De fait, nulle part dans l’Évangile, on ne présente Jésus s’identifiant lui-même, se rendant témoignage à lui-même, ou s’autoproclamant « Fils de Dieu » ; il s’y refuse même, au point que le déroulement de son ministère est sans cesse entravé par ces questions d’identité : « Es-tu celui qui doit venir ? » (Mt 11, 3) ; « Est-ce par Béelzébul ou par la force de Dieu qu’il agit ainsi ? » (Mt 12, 22-30). « Qui est-il pour que les vents et la mer lui obéissent ? » (Mt 8, 27) ; « Si tu es le Christ, dis-le nous ouvertement » (Jn 10, 24) ; « Es-tu le roi des juifs ? » (Jn 18, 33) ; « Es-tu donc roi ? » ; Jésus répond : « C’est toi qui le dis » (Jn 18, 37). Pilate insiste encore : «’D’où es-tu ?’ Mais Jésus ne lui donna pas de réponse » (Jn 19, 9). Son origine qui la racontera ? Qui en fera l’exégèse ? Qui en montrera le chemin ? Seuls ceux qui ont mangé et bu avec lui disent vrai. Tandis que la parole de ceux qui ne l ‘ont pas fréquenté aboutit à toutes les méprises. Mais toujours, Jésus s’en remet à la réponse des uns et des autres. « Que dites-vous que je suis », cela veut dire : « Racontez-moi ». Et Pierre le raconte : « Tu es le Messie, tu as les paroles de la vie éternelle, et nous nous croyons et nous avons reconnu que tu es le saint de Dieu » (Jn 6, 68-69). Et en effet, qui est et ce qu’est Jésus-Christ, cela ne peut être que raconté, c’est un récit, c’est une histoire.

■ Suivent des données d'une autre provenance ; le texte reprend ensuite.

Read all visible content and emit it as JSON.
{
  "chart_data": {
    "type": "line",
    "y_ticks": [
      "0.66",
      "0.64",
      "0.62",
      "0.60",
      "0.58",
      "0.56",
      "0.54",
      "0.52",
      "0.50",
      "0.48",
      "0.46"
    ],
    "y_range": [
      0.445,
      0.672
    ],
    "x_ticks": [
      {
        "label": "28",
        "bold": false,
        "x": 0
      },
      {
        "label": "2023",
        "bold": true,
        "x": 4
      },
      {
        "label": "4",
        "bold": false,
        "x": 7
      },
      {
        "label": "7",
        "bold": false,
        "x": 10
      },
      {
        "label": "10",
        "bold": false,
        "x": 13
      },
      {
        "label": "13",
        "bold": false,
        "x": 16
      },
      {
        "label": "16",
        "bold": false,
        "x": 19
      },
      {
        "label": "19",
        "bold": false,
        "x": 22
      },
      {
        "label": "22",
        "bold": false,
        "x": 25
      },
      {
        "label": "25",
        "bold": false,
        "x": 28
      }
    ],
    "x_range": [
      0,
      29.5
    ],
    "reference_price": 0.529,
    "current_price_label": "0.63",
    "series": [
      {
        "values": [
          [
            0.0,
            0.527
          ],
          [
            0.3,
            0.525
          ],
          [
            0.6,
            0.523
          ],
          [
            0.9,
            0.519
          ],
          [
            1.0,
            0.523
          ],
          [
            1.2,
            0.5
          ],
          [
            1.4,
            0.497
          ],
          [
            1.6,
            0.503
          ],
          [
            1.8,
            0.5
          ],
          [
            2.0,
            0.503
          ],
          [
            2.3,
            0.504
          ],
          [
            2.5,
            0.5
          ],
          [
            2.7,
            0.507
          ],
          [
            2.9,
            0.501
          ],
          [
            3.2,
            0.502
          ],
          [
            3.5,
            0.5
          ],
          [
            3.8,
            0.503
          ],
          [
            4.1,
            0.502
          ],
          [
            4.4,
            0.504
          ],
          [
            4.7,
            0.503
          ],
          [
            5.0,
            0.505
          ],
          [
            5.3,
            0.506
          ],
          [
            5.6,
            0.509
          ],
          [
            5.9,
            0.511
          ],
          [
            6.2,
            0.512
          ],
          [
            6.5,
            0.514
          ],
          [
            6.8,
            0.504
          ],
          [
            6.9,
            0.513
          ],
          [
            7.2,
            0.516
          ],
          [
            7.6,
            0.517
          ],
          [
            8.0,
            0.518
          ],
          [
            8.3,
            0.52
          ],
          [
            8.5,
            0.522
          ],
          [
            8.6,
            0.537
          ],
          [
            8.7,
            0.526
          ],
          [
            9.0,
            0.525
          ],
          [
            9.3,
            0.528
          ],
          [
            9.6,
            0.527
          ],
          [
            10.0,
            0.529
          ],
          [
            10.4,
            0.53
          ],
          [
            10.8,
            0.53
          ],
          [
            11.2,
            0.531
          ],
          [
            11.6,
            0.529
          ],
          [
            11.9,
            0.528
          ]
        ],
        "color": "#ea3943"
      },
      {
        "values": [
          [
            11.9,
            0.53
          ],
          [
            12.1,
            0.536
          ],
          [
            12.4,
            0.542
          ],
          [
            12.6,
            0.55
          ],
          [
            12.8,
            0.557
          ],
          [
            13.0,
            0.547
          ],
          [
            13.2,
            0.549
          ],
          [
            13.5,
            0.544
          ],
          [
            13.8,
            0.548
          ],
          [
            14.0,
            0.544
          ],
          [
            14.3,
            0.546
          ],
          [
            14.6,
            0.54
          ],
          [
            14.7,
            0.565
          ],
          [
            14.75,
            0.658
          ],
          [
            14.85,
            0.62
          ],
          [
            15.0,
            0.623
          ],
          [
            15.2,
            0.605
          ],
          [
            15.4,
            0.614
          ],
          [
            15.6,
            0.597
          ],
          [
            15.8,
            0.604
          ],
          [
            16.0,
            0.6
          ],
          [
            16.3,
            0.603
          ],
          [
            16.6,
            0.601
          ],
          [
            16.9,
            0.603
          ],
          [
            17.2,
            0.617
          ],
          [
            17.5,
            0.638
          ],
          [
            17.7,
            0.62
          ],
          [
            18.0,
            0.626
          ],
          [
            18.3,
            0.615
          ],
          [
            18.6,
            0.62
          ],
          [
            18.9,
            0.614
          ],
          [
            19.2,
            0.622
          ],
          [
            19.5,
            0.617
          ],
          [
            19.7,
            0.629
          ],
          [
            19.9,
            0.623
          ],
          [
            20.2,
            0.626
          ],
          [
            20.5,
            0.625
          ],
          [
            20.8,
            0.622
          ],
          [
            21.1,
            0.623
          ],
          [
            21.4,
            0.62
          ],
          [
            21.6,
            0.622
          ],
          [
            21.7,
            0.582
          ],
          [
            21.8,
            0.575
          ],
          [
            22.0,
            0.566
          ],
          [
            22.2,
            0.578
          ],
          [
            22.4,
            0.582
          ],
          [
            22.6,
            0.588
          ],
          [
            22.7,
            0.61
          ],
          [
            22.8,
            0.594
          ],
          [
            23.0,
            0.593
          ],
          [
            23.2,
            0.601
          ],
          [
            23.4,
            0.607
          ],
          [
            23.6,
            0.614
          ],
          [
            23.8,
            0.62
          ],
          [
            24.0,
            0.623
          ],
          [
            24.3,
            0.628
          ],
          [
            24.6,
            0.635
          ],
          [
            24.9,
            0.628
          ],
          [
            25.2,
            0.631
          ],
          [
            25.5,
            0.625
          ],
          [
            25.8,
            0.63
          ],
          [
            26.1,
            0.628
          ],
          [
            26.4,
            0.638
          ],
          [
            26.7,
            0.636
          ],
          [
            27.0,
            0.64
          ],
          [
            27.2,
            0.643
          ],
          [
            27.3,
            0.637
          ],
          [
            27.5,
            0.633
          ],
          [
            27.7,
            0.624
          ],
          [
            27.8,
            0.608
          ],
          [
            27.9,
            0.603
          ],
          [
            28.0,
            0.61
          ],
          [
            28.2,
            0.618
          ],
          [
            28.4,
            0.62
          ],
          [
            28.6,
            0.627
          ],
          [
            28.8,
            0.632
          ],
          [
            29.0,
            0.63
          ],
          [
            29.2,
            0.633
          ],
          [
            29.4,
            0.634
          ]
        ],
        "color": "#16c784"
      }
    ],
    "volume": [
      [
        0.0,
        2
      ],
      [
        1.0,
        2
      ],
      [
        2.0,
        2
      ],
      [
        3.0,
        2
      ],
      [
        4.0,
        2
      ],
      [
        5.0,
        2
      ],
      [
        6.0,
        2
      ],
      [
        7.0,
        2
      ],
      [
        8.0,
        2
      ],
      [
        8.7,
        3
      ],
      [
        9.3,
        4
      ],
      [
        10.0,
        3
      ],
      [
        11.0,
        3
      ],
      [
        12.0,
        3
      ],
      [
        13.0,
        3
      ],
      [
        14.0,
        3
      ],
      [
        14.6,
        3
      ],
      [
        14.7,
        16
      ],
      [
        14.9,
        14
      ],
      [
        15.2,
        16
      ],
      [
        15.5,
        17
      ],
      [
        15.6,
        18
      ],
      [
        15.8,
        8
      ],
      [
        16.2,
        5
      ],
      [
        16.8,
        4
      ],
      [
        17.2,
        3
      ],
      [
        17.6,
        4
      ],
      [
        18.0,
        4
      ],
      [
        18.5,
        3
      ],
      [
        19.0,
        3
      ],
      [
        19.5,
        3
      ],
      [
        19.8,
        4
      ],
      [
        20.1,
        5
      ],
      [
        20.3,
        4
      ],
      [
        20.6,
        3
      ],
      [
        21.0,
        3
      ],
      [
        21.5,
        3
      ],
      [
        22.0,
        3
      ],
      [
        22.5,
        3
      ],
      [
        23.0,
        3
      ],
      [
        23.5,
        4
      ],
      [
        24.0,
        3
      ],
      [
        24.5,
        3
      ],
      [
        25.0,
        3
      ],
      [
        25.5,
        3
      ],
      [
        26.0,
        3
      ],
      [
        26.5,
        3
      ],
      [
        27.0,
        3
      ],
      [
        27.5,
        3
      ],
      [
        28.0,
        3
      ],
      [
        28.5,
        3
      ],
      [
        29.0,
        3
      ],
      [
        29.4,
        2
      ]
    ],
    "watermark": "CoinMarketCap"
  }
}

Comprenons-nous bien : Jésus n’ignore pas qui il est, mais il a besoin, comme tout un chacun, de la réponse des autres car « la réponse des autres est l’avenir de notre parole » (J.-L. Chrétien). Jésus veut entendre dire, entendre raconter qui il est pour être sûr de l’avenir de sa parole. Il s’en remet à nous pour que son histoire soit racontée aux âges futurs. Il s’en remet à nous pour l’avenir de Dieu. C’est comme s’il disait : « Je n’existerai aux yeux des hommes que dans la mesure où vous leur raconterez que Je Suis ». Mais, l’épisode de Césarée le montre, reconnaître comme Pierre que Jésus est Messie, cela ne suffit pas. Sait-on vraiment ce qu’être Messie veut dire ? Pierre va l’apprendre à ses dépens : pour Jésus, être Messie, cela veut dire « beaucoup souffrir, être rejeté, et être tué » (Mc 7, 31) ; pour continuer à être dans le vrai, il faut non seulement que le disciple accepte la mort de son maître, mais consente à être lui-même réduit au silence ; non seulement qu’il montre le chemin de ce Christ mais qu’il le prenne : « Si quelqu’un veut me suivre, qu’il renonce à lui-même, qu’il prenne sa croix et me suive » (Mc 7, 34). Être disciple de Jésus c’est, dans le fond, s’exposer et se livrer. C’est accepter de recevoir d’un autre non seulement son identité et son nom, mais sa vie et sa mort et c’ est, par-dessus tout, accepter l’incroyable promesse de la résurrection et de la vie éternelle.